Earlier this year, GPS manufacturer
U-blox released the first commercially available spoofing defense for consumer GPS receivers in a firmware update to its M8 line of navigation systems. The company, based in Switzerland, did not announce details about the detection method it has deployed. However, we’re pretty sure that it is distortion detection because that approach is easiest to implement through a firmware update, requiring only some additional signal-processing algorithms.
But distortion-based methods may miss attacks that they fail to catch early. Cryptographic methods are very effective (just ask the U.S. military) but require either substantial changes in how GPS signals are broadcast or an additional high-bandwidth communications link. Architects of Europe’s new
global navigation satellite system [pdf], called Galileo, have embraced this approach and have tested the broadcasting of digitally encrypted signals for civilians over their system. Unfortunately, such a system would still be vulnerable to a meaconing attack.

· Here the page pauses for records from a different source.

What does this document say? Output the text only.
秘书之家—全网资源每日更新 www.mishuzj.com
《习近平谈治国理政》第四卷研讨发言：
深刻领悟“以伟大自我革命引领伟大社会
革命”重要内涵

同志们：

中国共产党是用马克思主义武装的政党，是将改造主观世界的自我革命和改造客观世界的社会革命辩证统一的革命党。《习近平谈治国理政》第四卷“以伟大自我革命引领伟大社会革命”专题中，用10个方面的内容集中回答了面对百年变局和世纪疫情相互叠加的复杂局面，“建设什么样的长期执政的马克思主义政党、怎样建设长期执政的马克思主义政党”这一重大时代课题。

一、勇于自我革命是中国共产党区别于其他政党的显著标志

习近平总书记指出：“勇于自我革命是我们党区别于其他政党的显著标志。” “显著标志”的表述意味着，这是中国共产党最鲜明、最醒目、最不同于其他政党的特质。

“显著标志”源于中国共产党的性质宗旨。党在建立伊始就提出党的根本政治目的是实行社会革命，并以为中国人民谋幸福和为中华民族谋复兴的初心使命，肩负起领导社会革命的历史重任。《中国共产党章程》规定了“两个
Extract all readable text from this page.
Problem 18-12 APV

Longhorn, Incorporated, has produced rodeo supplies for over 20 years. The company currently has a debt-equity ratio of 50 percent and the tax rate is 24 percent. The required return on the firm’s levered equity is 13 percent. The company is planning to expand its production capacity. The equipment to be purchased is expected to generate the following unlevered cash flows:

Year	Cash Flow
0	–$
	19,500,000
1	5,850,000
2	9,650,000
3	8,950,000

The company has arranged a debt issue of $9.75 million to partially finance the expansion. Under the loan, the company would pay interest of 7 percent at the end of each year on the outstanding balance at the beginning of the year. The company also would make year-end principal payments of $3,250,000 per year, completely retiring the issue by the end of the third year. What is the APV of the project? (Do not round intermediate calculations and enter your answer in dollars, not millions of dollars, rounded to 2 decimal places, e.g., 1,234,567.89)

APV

Direction-of-arrival sensing is our method of choice, but it is typically more expensive to implement than distortion detection. The process itself is most effective when executed by multiple antennas, but large arrays can’t easily fit on handheld devices. And partial spoofing can dupe it: If a spoofer targets only one or two GPS signals instead of all signals from every satellite within range, some variance in the carrier-phase difference will persist even after the attack.
In the end, we think the strongest spoofing defenses will probably combine distortion detection and direction-of-arrival sensing. Distortion detection will help during the initial attack phases, while direction-of-arrival sensing provides a second line of defense.
However, we can’t guarantee that any such combination of solutions will be affordable for the average user. Commercial developers must amortize costs over a large number of sales, but most consumers do not need spoofing protection. It’s a safe bet that Iranian agents aren’t interested in frustrating the efforts of U.S. motorists to find trendy new restaurants or drive their children to baseball games.
For those like Schofield who have deep pockets and face real risks, at least one manufacturer already sells a two-antenna receiver that could easily be upgraded to include direction-of-arrival algorithms. That manufacturer might soon be able to market a spoofing-resistant product on the order of $10,000 per unit. Operators of commercial airliners, large ships, and automated stock traders should be willing to pay that kind of money to lock the barn without even knowing whether horse thieves lurk in the neighborhood.
In the meantime, the good news for Schofield is that in order to pull off a spoof, an attacker must be close enough to the target to determine its precise location, log the GPS satellites that the target sees, and transmit false signals to it on a direct line of sight. Fortunately, no vessels beyond the
White Rose’s horizon could have executed this hack.
All of this work is just one piece of the larger challenge that faked physical signals pose to cyberphysical security. Might a hacker send a false radar signal to the automatic braking system of a high-end car and bring it screeching to a halt on a packed freeway? The possibilities are significant, growing, and alarming. We think the red-team/blue-team development strategy, in which the red team attacks a system and the blue team defends it, could be useful to others leading missions that deal with sensor deception, as we have found it to be in our work. We will be rooting for the blue teams.